Let's assume the common axis is the z-axis. From the figure, the inner cylinder rotates clockwise ($\vec{\omega}_1 = -2\omega \hat{k}$) and the outer cylinder rotates counter-clockwise ($\vec{\omega}_2 = \omega \hat{k}$).

For the inner cylinder: Radius $R$, charge density $\sigma_1 = -2\sigma$. Angular velocity $\omega_1 = -2\omega$. The magnetic field contribution is $B_{z1} = \mu_0 \sigma_1 \omega_1 R = \mu_0 (-2\sigma)(-2\omega)R = 4\mu_0 \sigma\omega R$. Since $\sigma_1$ is negative, the field $\vec{B}_1$ is antiparallel to $\vec{\omega}_1$. As $\vec{\omega}_1$ is in the $-\hat{k}$ direction, $\vec{B}_1$ is in the $+\hat{k}$ direction.

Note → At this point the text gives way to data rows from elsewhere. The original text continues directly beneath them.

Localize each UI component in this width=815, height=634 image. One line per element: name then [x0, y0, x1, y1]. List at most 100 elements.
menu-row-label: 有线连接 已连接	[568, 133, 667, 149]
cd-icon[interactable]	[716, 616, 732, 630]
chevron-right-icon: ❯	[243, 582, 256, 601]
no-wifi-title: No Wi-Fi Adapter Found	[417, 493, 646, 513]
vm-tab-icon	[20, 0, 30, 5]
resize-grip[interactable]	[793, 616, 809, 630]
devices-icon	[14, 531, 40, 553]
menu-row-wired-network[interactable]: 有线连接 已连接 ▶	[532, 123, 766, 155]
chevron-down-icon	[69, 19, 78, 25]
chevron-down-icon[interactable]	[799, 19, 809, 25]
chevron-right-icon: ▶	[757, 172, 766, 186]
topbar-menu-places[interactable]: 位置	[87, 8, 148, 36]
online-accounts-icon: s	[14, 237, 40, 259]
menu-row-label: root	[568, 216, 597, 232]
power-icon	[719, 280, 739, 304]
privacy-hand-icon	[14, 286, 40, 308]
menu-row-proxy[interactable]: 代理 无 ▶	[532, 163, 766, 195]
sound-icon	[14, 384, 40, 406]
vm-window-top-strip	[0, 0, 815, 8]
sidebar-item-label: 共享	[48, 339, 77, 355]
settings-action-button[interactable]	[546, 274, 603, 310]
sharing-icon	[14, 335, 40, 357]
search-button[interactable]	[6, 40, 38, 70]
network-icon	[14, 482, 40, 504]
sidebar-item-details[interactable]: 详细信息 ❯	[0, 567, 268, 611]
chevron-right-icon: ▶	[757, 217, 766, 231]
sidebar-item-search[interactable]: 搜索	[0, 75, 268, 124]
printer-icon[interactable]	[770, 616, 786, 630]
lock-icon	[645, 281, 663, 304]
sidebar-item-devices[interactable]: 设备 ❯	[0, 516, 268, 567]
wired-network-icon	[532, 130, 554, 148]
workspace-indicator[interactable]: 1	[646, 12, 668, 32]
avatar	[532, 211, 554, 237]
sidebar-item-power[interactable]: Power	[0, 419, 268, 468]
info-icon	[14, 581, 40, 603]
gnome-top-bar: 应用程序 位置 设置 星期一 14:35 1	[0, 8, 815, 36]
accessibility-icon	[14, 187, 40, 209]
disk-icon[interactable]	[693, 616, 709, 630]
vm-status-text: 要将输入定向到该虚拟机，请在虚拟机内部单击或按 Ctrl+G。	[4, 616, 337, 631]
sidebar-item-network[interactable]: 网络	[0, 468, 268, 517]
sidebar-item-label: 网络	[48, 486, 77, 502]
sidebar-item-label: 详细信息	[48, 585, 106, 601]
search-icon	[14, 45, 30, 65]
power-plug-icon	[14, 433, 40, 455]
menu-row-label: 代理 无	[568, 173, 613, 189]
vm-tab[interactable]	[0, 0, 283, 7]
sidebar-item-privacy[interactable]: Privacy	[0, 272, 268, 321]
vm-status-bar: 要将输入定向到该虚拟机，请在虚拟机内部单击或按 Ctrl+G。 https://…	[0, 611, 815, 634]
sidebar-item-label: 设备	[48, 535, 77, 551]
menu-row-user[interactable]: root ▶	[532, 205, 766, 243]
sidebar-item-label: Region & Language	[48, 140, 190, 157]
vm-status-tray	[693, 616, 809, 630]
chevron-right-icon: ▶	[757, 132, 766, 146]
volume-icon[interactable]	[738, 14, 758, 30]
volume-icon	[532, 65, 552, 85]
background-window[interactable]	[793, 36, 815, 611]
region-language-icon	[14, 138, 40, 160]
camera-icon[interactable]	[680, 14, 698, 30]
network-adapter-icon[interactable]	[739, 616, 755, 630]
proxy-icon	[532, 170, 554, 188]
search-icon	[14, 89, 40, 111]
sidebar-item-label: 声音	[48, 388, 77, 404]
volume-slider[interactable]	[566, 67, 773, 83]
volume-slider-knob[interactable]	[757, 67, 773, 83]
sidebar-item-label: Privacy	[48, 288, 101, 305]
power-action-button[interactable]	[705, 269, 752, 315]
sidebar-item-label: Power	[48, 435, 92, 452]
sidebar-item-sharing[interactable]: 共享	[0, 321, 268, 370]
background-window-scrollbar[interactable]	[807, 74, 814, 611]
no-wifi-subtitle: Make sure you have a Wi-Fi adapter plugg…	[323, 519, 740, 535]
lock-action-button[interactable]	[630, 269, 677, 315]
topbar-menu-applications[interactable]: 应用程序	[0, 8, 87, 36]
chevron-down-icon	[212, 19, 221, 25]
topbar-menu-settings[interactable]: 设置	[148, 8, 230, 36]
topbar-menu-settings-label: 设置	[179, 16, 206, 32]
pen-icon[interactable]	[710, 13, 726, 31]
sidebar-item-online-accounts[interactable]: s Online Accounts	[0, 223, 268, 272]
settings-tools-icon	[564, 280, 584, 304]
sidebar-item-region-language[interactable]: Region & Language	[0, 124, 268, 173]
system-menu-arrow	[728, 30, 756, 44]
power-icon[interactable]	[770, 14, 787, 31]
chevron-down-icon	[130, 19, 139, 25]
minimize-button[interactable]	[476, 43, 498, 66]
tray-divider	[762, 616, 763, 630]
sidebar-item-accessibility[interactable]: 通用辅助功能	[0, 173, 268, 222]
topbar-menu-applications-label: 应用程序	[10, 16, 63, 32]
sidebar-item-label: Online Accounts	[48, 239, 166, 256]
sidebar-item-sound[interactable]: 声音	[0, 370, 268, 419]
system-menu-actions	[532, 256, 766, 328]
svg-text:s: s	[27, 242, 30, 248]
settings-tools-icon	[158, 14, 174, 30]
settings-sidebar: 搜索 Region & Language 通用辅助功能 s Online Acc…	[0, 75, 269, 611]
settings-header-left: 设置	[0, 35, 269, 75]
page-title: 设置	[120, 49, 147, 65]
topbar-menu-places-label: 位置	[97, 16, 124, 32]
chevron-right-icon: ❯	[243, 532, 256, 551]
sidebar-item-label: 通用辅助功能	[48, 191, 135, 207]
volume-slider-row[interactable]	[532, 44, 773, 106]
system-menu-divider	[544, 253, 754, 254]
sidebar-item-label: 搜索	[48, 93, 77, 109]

For the outer cylinder: Radius $2R$, charge density $\sigma_2 = \sigma$. Angular velocity $\omega_2 = \omega$. The magnetic field contribution is $B_{z2} = \mu_0 \sigma_2 \omega_2 (2R) = \mu_0 (\sigma)(\omega)(2R) = 2\mu_0 \sigma\omega R$. Since $\sigma_2$ is positive, the field $\vec{B}_2$ is parallel to $\vec{\omega}_2$. As $\vec{\omega}_2$ is in the $+\hat{k}$ direction, $\vec{B}_2$ is in the $+\hat{k}$ direction.

The total magnetic field along the common axis is the sum of the individual fields: $B_{total} = B_{z1} + B_{z2} = 4\mu_0 \sigma\omega R + 2\mu_0 \sigma\omega R = 6\mu_0 \sigma\omega R$.